Embrace Bhutan Cultural Tour
Thimphu | Bhutan
08 Nov 2019 | Fri
Day 02 of 13
Exploring Capital City Thimphu Bhutan
Early Morning Thimphu Walkabout
Waking up early and taking a look from our balcony (on our first full day in Bhutan) I noticed that our two group guides (Steve & Roger) were out front of the hotel getting ready to do a quick walk (to take pictures) around the city of Thimphu, so I quickly went down to join them. It was very early and we could get it in before our group met for breakfast (in the hotel).
Traditional Bhutanese Architecture
Below are some of the pictures I took on this early morning walkabout around Thimphu. It is a beautiful town that has a mix of mostly old Bhutanese-styled architecture. But it is modernizing quickly with rapid growth taking place. I thoroughly enjoyed walking around and exploring the city.
Directing Traffic the Old Fashion Way
One of the neat things we were able to see was the famous Thimphu Traffic Circle where a single traffic policeman still directs traffic the old fashion way – with hand signals and dance-like moves. It’s reported that Bhutan is the only country in the world where its capital city (Thimphu) still does not use traffic signal lights to direct traffic. The city uses sharped dressed traffic policemen (complete with white gloves) to direct traffic at all of its major intersections.
It hasn’t always been like this, a few years ago the city made an attempt to use a traffic signal in the circle but the Thimphu residents quickly pushed back stating they preferred the charm of traffic policemen instead – so they were brought back.
The Traffic Circle at Nordzin Lam 1 is quite interesting and fun to watch because of the Traffic Officer’s animated, dance-like movements. Very interesting and entertaining!
I’ve included a map of this spot at the bottom of this post.
Bhutanese Prayer Wheels
Another interesting sight was capturing a local Bhutanese man turning several prayer wheels (below). As shown in the picture below, each prayer wheel has a prayer mantra printed on it. When a person spins each wheel by hand they are receiving the equivalence of someone orally reciting the same prayers but multiplied by the number of times the mantra is printed on the scroll.
Downtown Bamboo Supported Construction Site
I’ve always heard about bamboo being used in construction projects in different parts of the world (like South America and Asia) and even seen it used with Temple construction projects in Thailand. But I’ve never really seen it done on a large scale (with multiple stories). So it was a treat when we came across a large bamboo-supported construction site in downtown Thimphu.

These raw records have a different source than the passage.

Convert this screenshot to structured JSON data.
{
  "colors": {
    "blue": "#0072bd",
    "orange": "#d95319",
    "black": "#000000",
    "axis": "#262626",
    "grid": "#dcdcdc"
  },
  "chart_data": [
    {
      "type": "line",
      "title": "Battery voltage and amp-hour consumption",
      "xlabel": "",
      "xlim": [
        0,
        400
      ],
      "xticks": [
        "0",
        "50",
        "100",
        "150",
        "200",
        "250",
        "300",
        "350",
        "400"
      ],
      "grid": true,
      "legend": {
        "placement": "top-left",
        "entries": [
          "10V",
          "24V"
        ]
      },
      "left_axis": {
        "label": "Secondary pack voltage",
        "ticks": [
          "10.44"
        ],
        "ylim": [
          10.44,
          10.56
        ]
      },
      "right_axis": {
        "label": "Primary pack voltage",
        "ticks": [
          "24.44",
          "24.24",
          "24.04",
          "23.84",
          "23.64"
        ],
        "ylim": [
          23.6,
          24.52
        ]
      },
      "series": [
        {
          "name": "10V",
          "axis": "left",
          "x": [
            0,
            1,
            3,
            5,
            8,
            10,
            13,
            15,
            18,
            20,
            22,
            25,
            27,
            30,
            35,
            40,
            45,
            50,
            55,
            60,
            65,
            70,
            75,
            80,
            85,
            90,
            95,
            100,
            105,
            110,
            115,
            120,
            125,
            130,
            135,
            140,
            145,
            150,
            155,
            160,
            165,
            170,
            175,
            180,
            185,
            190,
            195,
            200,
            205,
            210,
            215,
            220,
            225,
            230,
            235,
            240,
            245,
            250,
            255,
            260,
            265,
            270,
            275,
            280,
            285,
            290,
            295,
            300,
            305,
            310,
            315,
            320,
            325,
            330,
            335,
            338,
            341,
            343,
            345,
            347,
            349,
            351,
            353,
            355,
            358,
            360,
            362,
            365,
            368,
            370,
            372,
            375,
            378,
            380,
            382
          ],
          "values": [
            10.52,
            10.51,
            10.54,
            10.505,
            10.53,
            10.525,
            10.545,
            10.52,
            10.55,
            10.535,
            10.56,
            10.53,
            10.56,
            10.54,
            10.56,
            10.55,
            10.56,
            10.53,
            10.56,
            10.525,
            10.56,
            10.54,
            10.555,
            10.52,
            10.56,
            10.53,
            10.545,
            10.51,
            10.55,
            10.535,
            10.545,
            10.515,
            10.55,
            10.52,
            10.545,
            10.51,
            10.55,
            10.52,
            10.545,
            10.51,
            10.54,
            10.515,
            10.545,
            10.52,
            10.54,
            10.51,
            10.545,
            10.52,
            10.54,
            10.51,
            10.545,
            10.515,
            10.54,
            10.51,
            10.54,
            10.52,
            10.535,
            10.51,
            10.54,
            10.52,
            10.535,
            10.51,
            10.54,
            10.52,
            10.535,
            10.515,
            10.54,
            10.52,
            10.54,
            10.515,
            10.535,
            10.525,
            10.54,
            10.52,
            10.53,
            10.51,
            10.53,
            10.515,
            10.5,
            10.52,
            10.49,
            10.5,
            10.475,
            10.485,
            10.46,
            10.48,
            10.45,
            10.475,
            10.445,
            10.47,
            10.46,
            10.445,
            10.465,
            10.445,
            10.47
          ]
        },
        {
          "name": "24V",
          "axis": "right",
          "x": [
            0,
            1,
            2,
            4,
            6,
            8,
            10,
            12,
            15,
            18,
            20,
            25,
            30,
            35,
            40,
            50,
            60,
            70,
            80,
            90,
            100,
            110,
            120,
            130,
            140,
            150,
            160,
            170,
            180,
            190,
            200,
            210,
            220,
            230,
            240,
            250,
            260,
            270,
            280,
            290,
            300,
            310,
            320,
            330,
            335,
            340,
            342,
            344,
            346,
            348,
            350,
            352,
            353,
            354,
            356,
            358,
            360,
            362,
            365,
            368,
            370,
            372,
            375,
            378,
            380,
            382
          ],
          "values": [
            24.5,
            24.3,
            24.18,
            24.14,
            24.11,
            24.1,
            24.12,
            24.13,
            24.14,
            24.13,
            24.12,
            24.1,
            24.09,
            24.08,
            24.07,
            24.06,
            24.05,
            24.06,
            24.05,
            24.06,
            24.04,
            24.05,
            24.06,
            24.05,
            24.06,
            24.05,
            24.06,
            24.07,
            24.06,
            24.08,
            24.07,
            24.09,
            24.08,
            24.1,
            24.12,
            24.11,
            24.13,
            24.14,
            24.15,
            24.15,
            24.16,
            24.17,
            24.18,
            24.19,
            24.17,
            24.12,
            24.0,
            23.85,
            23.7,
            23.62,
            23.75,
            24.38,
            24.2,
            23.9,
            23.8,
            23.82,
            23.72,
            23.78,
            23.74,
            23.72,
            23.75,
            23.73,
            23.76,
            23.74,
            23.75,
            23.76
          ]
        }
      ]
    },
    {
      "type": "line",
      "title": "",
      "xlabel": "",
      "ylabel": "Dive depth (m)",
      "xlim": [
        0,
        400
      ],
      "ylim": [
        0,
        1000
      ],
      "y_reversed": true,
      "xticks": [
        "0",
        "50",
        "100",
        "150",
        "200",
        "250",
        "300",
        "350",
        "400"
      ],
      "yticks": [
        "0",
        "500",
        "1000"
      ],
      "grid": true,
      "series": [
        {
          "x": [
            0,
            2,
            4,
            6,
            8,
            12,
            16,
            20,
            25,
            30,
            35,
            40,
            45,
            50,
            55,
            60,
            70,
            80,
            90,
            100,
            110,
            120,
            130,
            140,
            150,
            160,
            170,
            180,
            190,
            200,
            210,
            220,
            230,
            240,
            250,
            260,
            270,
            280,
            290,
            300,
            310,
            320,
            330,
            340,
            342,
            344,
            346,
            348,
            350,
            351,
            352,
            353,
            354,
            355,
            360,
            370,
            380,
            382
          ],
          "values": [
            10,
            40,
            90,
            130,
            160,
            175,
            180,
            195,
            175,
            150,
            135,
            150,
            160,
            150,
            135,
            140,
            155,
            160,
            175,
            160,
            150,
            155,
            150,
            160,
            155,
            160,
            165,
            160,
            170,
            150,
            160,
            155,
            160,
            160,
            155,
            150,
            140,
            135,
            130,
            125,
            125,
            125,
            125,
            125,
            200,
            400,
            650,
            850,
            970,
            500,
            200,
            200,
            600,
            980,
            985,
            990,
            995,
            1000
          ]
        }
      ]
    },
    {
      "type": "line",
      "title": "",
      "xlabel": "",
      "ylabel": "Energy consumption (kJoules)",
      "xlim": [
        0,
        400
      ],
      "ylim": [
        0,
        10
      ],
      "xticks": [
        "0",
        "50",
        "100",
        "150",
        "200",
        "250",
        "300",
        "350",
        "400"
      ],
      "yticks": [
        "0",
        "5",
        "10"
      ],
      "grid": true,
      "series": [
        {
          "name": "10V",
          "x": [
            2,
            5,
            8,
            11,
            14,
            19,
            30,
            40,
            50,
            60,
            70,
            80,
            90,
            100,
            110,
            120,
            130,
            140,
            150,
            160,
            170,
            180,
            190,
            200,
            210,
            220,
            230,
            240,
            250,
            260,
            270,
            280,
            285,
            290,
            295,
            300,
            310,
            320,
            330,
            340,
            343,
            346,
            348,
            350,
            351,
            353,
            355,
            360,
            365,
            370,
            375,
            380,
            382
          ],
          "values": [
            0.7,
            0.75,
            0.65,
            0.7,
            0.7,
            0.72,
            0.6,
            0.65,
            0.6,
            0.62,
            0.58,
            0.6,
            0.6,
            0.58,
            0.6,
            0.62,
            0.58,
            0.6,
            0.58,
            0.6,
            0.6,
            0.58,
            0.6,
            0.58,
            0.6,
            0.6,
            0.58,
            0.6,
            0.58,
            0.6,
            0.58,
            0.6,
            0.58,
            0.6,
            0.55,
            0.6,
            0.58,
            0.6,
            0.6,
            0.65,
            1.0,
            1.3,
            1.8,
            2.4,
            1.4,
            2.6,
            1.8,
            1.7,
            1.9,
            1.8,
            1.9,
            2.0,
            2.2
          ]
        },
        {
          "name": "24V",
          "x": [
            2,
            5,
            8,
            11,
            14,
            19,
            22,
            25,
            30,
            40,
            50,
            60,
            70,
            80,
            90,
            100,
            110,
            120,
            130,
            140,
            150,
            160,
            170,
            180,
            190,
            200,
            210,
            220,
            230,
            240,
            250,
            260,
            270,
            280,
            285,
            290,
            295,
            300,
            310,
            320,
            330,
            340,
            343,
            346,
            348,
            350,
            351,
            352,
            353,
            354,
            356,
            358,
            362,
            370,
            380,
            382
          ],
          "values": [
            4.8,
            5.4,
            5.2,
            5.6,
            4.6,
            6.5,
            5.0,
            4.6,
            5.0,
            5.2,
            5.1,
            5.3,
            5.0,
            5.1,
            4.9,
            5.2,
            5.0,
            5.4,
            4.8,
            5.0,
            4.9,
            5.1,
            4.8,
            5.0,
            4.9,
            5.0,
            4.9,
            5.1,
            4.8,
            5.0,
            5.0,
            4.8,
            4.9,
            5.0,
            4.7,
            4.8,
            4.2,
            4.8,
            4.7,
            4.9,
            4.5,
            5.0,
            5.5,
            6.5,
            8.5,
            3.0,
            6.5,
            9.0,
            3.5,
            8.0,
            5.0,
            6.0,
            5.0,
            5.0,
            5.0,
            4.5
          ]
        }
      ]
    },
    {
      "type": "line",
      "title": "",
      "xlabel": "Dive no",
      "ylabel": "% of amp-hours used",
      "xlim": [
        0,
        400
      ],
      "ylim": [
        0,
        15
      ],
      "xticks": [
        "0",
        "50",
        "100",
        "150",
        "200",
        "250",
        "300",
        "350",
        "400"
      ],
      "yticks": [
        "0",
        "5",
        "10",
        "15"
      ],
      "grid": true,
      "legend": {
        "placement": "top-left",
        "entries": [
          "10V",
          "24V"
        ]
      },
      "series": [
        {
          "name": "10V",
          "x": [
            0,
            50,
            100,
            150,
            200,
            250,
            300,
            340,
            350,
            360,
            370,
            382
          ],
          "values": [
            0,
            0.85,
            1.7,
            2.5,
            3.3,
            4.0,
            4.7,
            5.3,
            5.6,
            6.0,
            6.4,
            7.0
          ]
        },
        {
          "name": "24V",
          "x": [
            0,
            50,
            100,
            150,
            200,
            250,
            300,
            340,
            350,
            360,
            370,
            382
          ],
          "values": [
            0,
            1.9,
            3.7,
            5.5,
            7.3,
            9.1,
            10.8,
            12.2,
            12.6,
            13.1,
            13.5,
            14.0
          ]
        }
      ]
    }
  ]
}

To keep this post from getting too long, I decided to cover this construction site in its own post here… Bamboo Supported Construction Site Thimphu
Traditional Bhutanese Clothing
Many Bhutanese men and women still wear their traditional clothing – Gho (for men) & Kira (for women). It is compulsory (required) for all Bhutanese to wear the national dress in schools, government offices, and on formal occasions. For example, our Bhutanese tour guides must always wear their traditional Gho clothing while in public.
On our return back to the hotel we noticed a Bhutanese primary school close by. Both the girls and boys were wearing their traditional school clothing.